Récurrence urbaine
« La ville a toujours été, et sera toujours », nous répond le maire. En effet, il a raison : elle était là depuis les temps qu’Istanbul était Byzance. Et les temps changent, ainsi changent les villes, mais elle restera notre ville : avec ses maisons trapues et mitoyennes, foyers de nos familles, non pas que nos pères et mères, mais aussi grand-mères et oncles, entassés autour d’une cour, chaque porte ouverte à nos amis et voisins, les visages de nos demeures s’embrassant presque alors qu’elles se penchent sur les ruelles qui coulent vers le souk, l’artère de notre ville, où achats et artisanat, services et conseil se fondent pour animer nos vies.
« La ville est pittoresque, mais pas assez adéquate pour les nouveaux temps », nous adjuge le maire. Apparemment, les temps demandent de haut immeubles, hôtes de centaines d’unités, pas aussi larges qu’avant certes, mais en nombre suffisant pour répartir, équitablement, nos familles trop nombreuses pour ces nouveaux temps.
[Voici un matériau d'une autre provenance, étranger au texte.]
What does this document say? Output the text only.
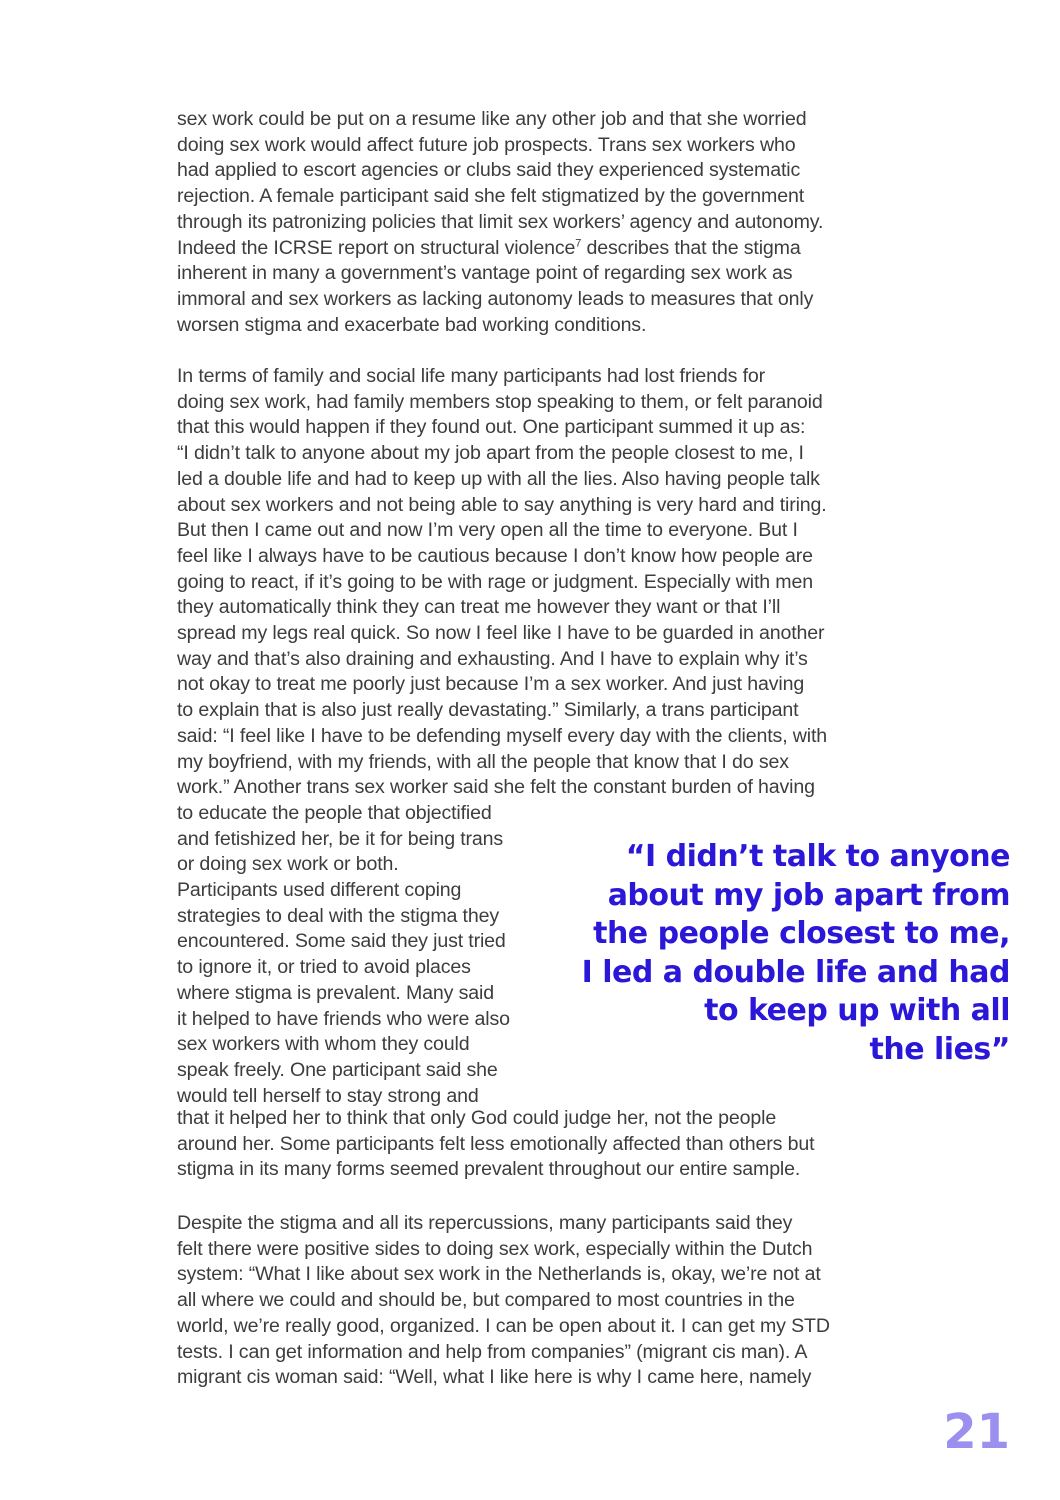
sex work could be put on a resume like any other job and that she worried

doing sex work would affect future job prospects. Trans sex workers who

had applied to escort agencies or clubs said they experienced systematic

rejection. A female participant said she felt stigmatized by the government

through its patronizing policies that limit sex workers’ agency and autonomy.

Indeed the ICRSE report on structural violence$^7$ describes that the stigma

inherent in many a government’s vantage point of regarding sex work as

immoral and sex workers as lacking autonomy leads to measures that only

worsen stigma and exacerbate bad working conditions.

In terms of family and social life many participants had lost friends for

doing sex work, had family members stop speaking to them, or felt paranoid

that this would happen if they found out. One participant summed it up as:

“I didn’t talk to anyone about my job apart from the people closest to me, I

led a double life and had to keep up with all the lies. Also having people talk

about sex workers and not being able to say anything is very hard and tiring.

But then I came out and now I’m very open all the time to everyone. But I

feel like I always have to be cautious because I don’t know how people are

going to react, if it’s going to be with rage or judgment. Especially with men

they automatically think they can treat me however they want or that I’ll

spread my legs real quick. So now I feel like I have to be guarded in another

way and that’s also draining and exhausting. And I have to explain why it’s

not okay to treat me poorly just because I’m a sex worker. And just having

to explain that is also just really devastating.” Similarly, a trans participant

said: “I feel like I have to be defending myself every day with the clients, with

my boyfriend, with my friends, with all the people that know that I do sex

work.” Another trans sex worker said she felt the constant burden of having

to educate the people that objectified

and fetishized her, be it for being trans

or doing sex work or both.

Participants used different coping

strategies to deal with the stigma they

encountered. Some said they just tried

to ignore it, or tried to avoid places

where stigma is prevalent. Many said

it helped to have friends who were also

sex workers with whom they could

speak freely. One participant said she

would tell herself to stay strong and

that it helped her to think that only God could judge her, not the people

around her. Some participants felt less emotionally affected than others but

stigma in its many forms seemed prevalent throughout our entire sample.

“I didn’t talk to anyone
about my job apart from
the people closest to me,
I led a double life and had
to keep up with all
the lies”

Despite the stigma and all its repercussions, many participants said they

felt there were positive sides to doing sex work, especially within the Dutch

system: “What I like about sex work in the Netherlands is, okay, we’re not at

all where we could and should be, but compared to most countries in the

world, we’re really good, organized. I can be open about it. I can get my STD

tests. I can get information and help from companies” (migrant cis man). A

migrant cis woman said: “Well, what I like here is why I came here, namely

21
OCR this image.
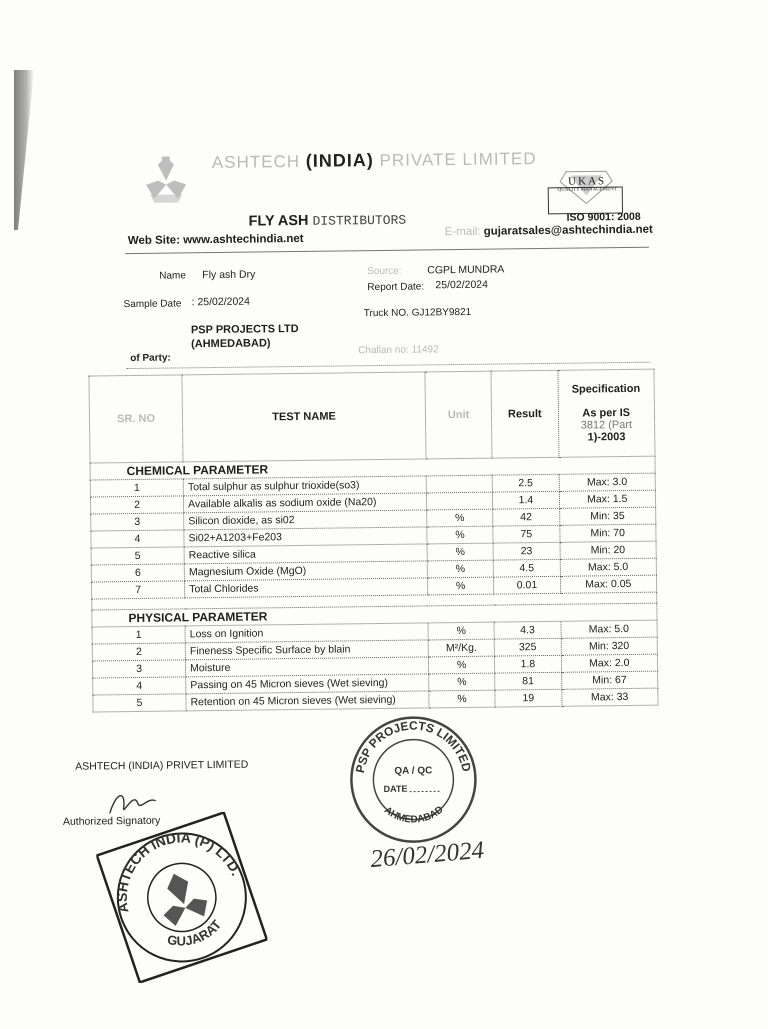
ASHTECH (INDIA) PRIVATE LIMITED
UKAS
QUALITY MANAGEMENT
ISO 9001: 2008
FLY ASH DISTRIBUTORS
Web Site: www.ashtechindia.net
E-mail: gujaratsales@ashtechindia.net
Name Fly ash Dry	Source: CGPL MUNDRA
Report Date: 25/02/2024
Sample Date : 25/02/2024
Truck NO. GJ12BY9821
PSP PROJECTS LTD
(AHMEDABAD)
of Party:
Challan no: 11492
SR. NO	TEST NAME	Unit	Result	Specification
As per IS
3812 (Part
1)-2003

CHEMICAL PARAMETER				
1	Total sulphur as sulphur trioxide(so3)		2.5	Max: 3.0
2	Available alkalis as sodium oxide (Na20)		1.4	Max: 1.5
3	Silicon dioxide, as si02	%	42	Min: 35
4	Si02+A1203+Fe203	%	75	Min: 70
5	Reactive silica	%	23	Min: 20
6	Magnesium Oxide (MgO)	%	4.5	Max: 5.0
7	Total Chlorides	%	0.01	Max: 0.05

PHYSICAL PARAMETER				
1	Loss on Ignition	%	4.3	Max: 5.0
2	Fineness Specific Surface by blain	M²/Kg.	325	Min: 320
3	Moisture	%	1.8	Max: 2.0
4	Passing on 45 Micron sieves (Wet sieving)	%	81	Min: 67
5	Retention on 45 Micron sieves (Wet sieving)	%	19	Max: 33
ASHTECH (INDIA) PRIVET LIMITED
Authorized Signatory
PSP PROJECTS LIMITED
AHMEDABAD
QA / QC
DATE
26/02/2024
ASHTECH INDIA (P) LTD.
GUJARAT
« La ville s’étend et grandit, et les temps le requièrent », leur promet le maire. Nos vieux quartiers, symbole d’un temps révolu, avec leurs senteurs de miel et de cannelle, ne peuvent plus être, au grand plaisir des propriétaires souriants, ayant dépossédé nos pères et mères, grand-mères et oncles, aujourd’hui au loin, tâche floue dans la mémoire de notre ville, s’estompant dans un coin, alors que pousse en hauteur le moderne dans la poussière de nos rêves.
Notre ville oublie puis se souvient, se renouvelle et se perd, est-elle jamais celle qu’elle fut hier, ou sera demain ? Le maire n’est plus, et la ville a toujours été et sera toujours, nous justifiera le nouveau maire.